We have talked about running adventures in Blue or Green Age Athas and (seemingly most popular) Pre-Prism Pentad - has anyone run campaigns in an Athas of the far future ?
Only in my head. And everyone died. shrug
In FY 14 one of my PCs (a new avangion) teamed up with Nethas and Xaymon to travel about 3000 years into the future. They spent a couple months there traveling the wastes, looking for life. They visited the seven city states, a dozen villages, they scoured the tablelands and they found… desert and ash.
Whole swaths of land were defiled, the Crescent Forest and Forest Ridge were gone, silt had pushed even further into the tablelands, cities were broken ruins, villages were just gone, mountains had erupted into volcanoes and the sun beat down mercilessly. They did not encounter a single living creature, but a lot of undead, intelligent and not. All wanting to extinguish their life. They could not find the cause, but looking around them they could see evidence of defilement and the paraelementals everywhere.
They returned to FY 14 and vowed to never let it come to pass. They knew they were not strong enough alone, they would need to take on all the Sorcerer Monarchs, the para elemental priests, every defiler would need to be destroyed. Undead would need to be wiped from the face of the world.
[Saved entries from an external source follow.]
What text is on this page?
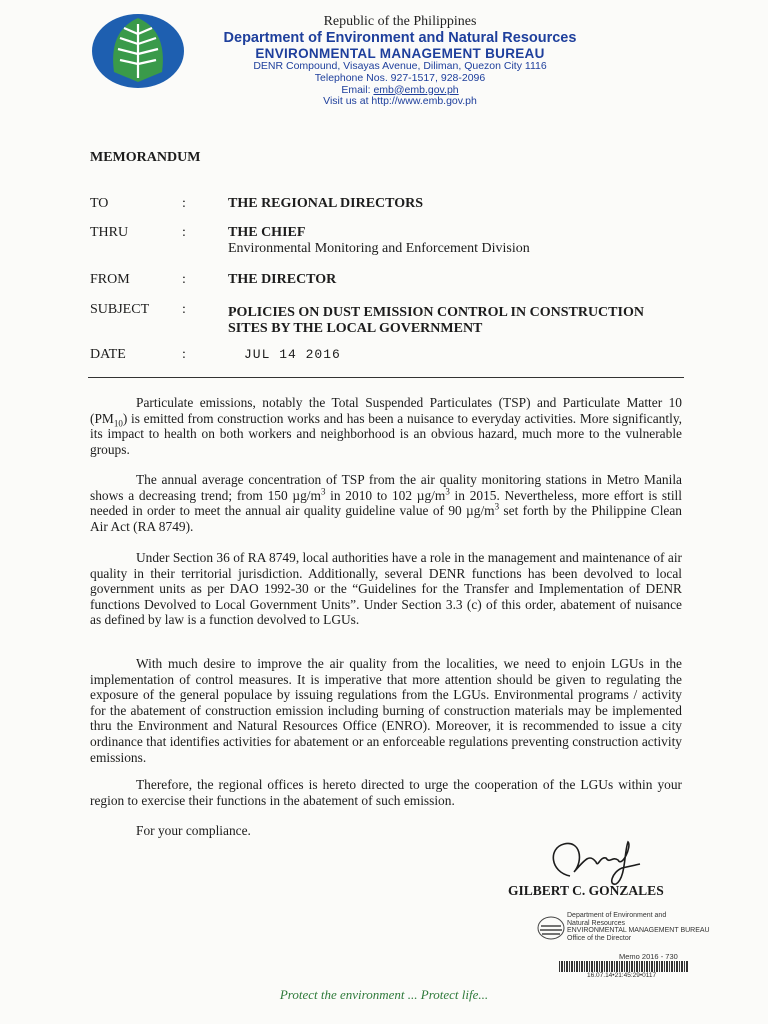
Republic of the Philippines
Department of Environment and Natural Resources
ENVIRONMENTAL MANAGEMENT BUREAU
DENR Compound, Visayas Avenue, Diliman, Quezon City 1116
Telephone Nos. 927-1517, 928-2096
Email: emb@emb.gov.ph
Visit us at http://www.emb.gov.ph
MEMORANDUM
TO	:	THE REGIONAL DIRECTORS
THRU	:	THE CHIEF
Environmental Monitoring and Enforcement Division
FROM	:	THE DIRECTOR
SUBJECT :	POLICIES ON DUST EMISSION CONTROL IN CONSTRUCTION
SITES BY THE LOCAL GOVERNMENT
DATE	:	JUL 14 2016
Particulate emissions, notably the Total Suspended Particulates (TSP) and Particulate Matter 10 $(PM_{10})$ is emitted from construction works and has been a nuisance to everyday activities. More significantly, its impact to health on both workers and neighborhood is an obvious hazard, much more to the vulnerable groups.
The annual average concentration of TSP from the air quality monitoring stations in Metro Manila shows a decreasing trend; from 150 $\mu g/m^3$ in 2010 to 102 $\mu g/m^3$ in 2015. Nevertheless, more effort is still needed in order to meet the annual air quality guideline value of 90 $\mu g/m^3$ set forth by the Philippine Clean Air Act (RA 8749).
Under Section 36 of RA 8749, local authorities have a role in the management and maintenance of air quality in their territorial jurisdiction. Additionally, several DENR functions has been devolved to local government units as per DAO 1992-30 or the “Guidelines for the Transfer and Implementation of DENR functions Devolved to Local Government Units”. Under Section 3.3 (c) of this order, abatement of nuisance as defined by law is a function devolved to LGUs.
With much desire to improve the air quality from the localities, we need to enjoin LGUs in the implementation of control measures. It is imperative that more attention should be given to regulating the exposure of the general populace by issuing regulations from the LGUs. Environmental programs / activity for the abatement of construction emission including burning of construction materials may be implemented thru the Environment and Natural Resources Office (ENRO). Moreover, it is recommended to issue a city ordinance that identifies activities for abatement or an enforceable regulations preventing construction activity emissions.
Therefore, the regional offices is hereto directed to urge the cooperation of the LGUs within your region to exercise their functions in the abatement of such emission.
For your compliance.
GILBERT C. GONZALES
Department of Environment and
Natural Resources
ENVIRONMENTAL MANAGEMENT BUREAU
Office of the Director
Memo 2016 - 730
16.07.14•21:45:29•0117
Protect the environment ... Protect life...
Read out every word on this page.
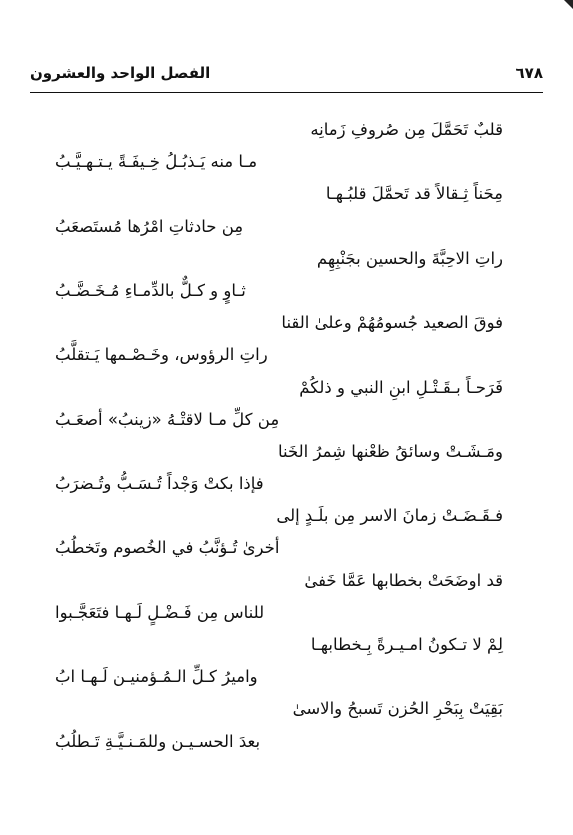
٦٧٨
الفصل الواحد والعشرون
قلبٌ تَحَمَّلَ مِن صُروفِ زَمانِه
مـا منه يَـذبُـلُ خِـيفَـةً يـتـهـيَّـبُ
مِحَناً ثِـقالاً قد تَحمَّلَ قلبُـهـا
مِن حادثاتِ امْرُها مُستَصعَبُ
راتِ الاحِبَّةَ والحسين بجَنْبِهِم
ثـاوٍ و كـلٌّ بالدِّمـاءِ مُـخَـضَّـبُ
فوقَ الصعيد جُسومُهُمْ وعلىٰ القنا
راتِ الرؤوس، وخَـصْـمها يَـتقلَّبُ
فَرَحـاً بـقَـتْـلِ ابنِ النبي و ذلكُمْ
مِن كلِّ مـا لاقتْـهُ «زينبُ» أصعَـبُ
ومَـشَـتْ وسائقُ ظعْنها شِمرُ الخَنا
فإذا بكتْ وَجْداً تُـسَـبُّ وتُـضرَبُ
فـقَـضَـتْ زمانَ الاسر مِن بلَـدٍ إلى
أخرىٰ تُـؤنَّبُ في الخُصوم وتَخطُبُ
قد اوضَحَتْ بخطابها عَمَّا خَفىٰ
للناس مِن فَـضْـلٍ لَـهـا فتَعَجَّـبوا
لِمْ لا تـكونُ امـيـرةً بِـخطابهـا
واميرُ كـلِّ الـمُـؤمنيـن لَـهـا ابُ
بَقِيَتْ بِبَحْرِ الحُزن تَسبحُ والاسىٰ
بعدَ الحسـيـن وللمَـنـيَّـةِ تَـطلُبُ
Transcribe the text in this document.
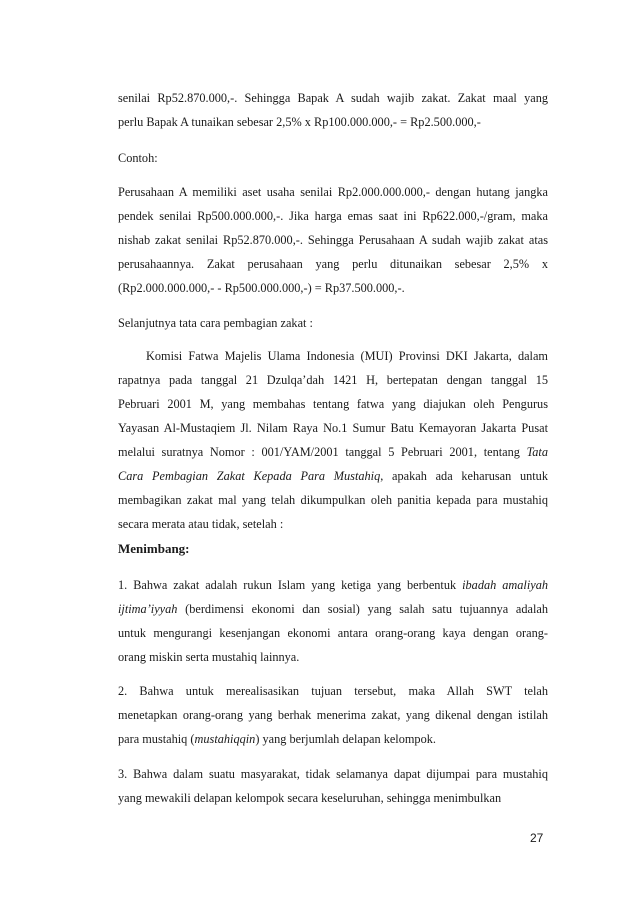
senilai Rp52.870.000,-. Sehingga Bapak A sudah wajib zakat. Zakat maal yang
perlu Bapak A tunaikan sebesar 2,5% x Rp100.000.000,- = Rp2.500.000,-
Contoh:
Perusahaan A memiliki aset usaha senilai Rp2.000.000.000,- dengan hutang jangka
pendek senilai Rp500.000.000,-. Jika harga emas saat ini Rp622.000,-/gram, maka
nishab zakat senilai Rp52.870.000,-. Sehingga Perusahaan A sudah wajib zakat atas
perusahaannya. Zakat perusahaan yang perlu ditunaikan sebesar 2,5% x
(Rp2.000.000.000,- - Rp500.000.000,-) = Rp37.500.000,-.
Selanjutnya tata cara pembagian zakat :
Komisi Fatwa Majelis Ulama Indonesia (MUI) Provinsi DKI Jakarta, dalam
rapatnya pada tanggal 21 Dzulqa’dah 1421 H, bertepatan dengan tanggal 15
Pebruari 2001 M, yang membahas tentang fatwa yang diajukan oleh Pengurus
Yayasan Al-Mustaqiem Jl. Nilam Raya No.1 Sumur Batu Kemayoran Jakarta Pusat
melalui suratnya Nomor : 001/YAM/2001 tanggal 5 Pebruari 2001, tentang Tata
Cara Pembagian Zakat Kepada Para Mustahiq, apakah ada keharusan untuk
membagikan zakat mal yang telah dikumpulkan oleh panitia kepada para mustahiq
secara merata atau tidak, setelah :
Menimbang:
1. Bahwa zakat adalah rukun Islam yang ketiga yang berbentuk ibadah amaliyah
ijtima’iyyah (berdimensi ekonomi dan sosial) yang salah satu tujuannya adalah
untuk mengurangi kesenjangan ekonomi antara orang-orang kaya dengan orang-
orang miskin serta mustahiq lainnya.
2. Bahwa untuk merealisasikan tujuan tersebut, maka Allah SWT telah
menetapkan orang-orang yang berhak menerima zakat, yang dikenal dengan istilah
para mustahiq (mustahiqqin) yang berjumlah delapan kelompok.
3. Bahwa dalam suatu masyarakat, tidak selamanya dapat dijumpai para mustahiq
yang mewakili delapan kelompok secara keseluruhan, sehingga menimbulkan
27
In FY 14 alone they located three more potential avangions, invited them into the newly formed council and used the Korgunard’s Annulus to help them transform into avangions. In FY 15 they started courting three more that accepted. One has already used the Annulus succesfully, one it turned out had defiled long ago and turned to ash, and a third hasn’t yet used the Annulus while the council tries to figure out what went wrong. They identified another three candidates that will need assistance to gain the required power including Atzetuk (who they don’t yet realize has been lost to the spirit of Tek) and Shatri.
Xaymon knows his mentor Korgunard had an avangion mentor, but not where he or she is, if they are still alive, or if the council could convince them to help. They don’t believe even with all of the council they can yet avert this coming apocalypse, but with the First One’s help (who they believe is fully metamorphisized), more preservers, and becoming more advanced themselves, they think they have a shot. Until then they hunt for allies, helpful magic and psionics, destroy undead, defilers, and para elemental clerics, and try to stay under the radar.
Hit reply by accident…
I also did a few other time travel adventures:
Unknown future time when the world had returned to the Blue Age. Halflings were rebuilding under Rajaat. The Storm Lord (a halfling inhabited by Tithian) was leading a war against the last of the human and demi human races. Halflings lived on the oceans in life shaped cities while humans and demi humans lived on scattered islands and used boats, magic, and psionics to travel between them. Non-halflings were mostly wiped out by the flooding of the Cerulean Storm. This was the final adventure for one of my groups, PCs all died in this timeline but managed to take out some of Tithian’s key lieutenants and their sacrifice enabled several hundred humans and demihumans to escape to the past.
Unknown future time when the world had returned to the Green Age, but Dray ruled, there were still some humans that lived outside the cities but demi-humans were hunted for sport and had been nearly wiped out. The Dray all worshiped Dregoth, the one and only Dragon of Athas. This is what caused one of my PCs to turn Dray and start a trading house devoted to building up Guistenal, the Dray, and converting humans.
After seeing that grim future I hope the campaign becomes about…
Silk wyrms. Not spiders. Guthay is really a giant egg that hatches all silk wyrms as fully-grown adults. See the story of Uncle Tontor in Dragon Kings pg 5. But yeah, that’s all my players would find on a moon.
I’m a big fan of exploring strange new worlds and seeking out new life and new civilizations…
So I would have both moons support their own forms of life, but I would also lean heavily into Nausicaä for one moon (acid seas, spore choked air, giant insects), and some other theme for the other… (probably entirely silicon based life firms and fractal ecosystems).
No adventuring without constant environmental protections! And even then risky.
Yeah, because Athas doesn’t have enough giant insects. (Just teasing mate, sounds like a fun idea!)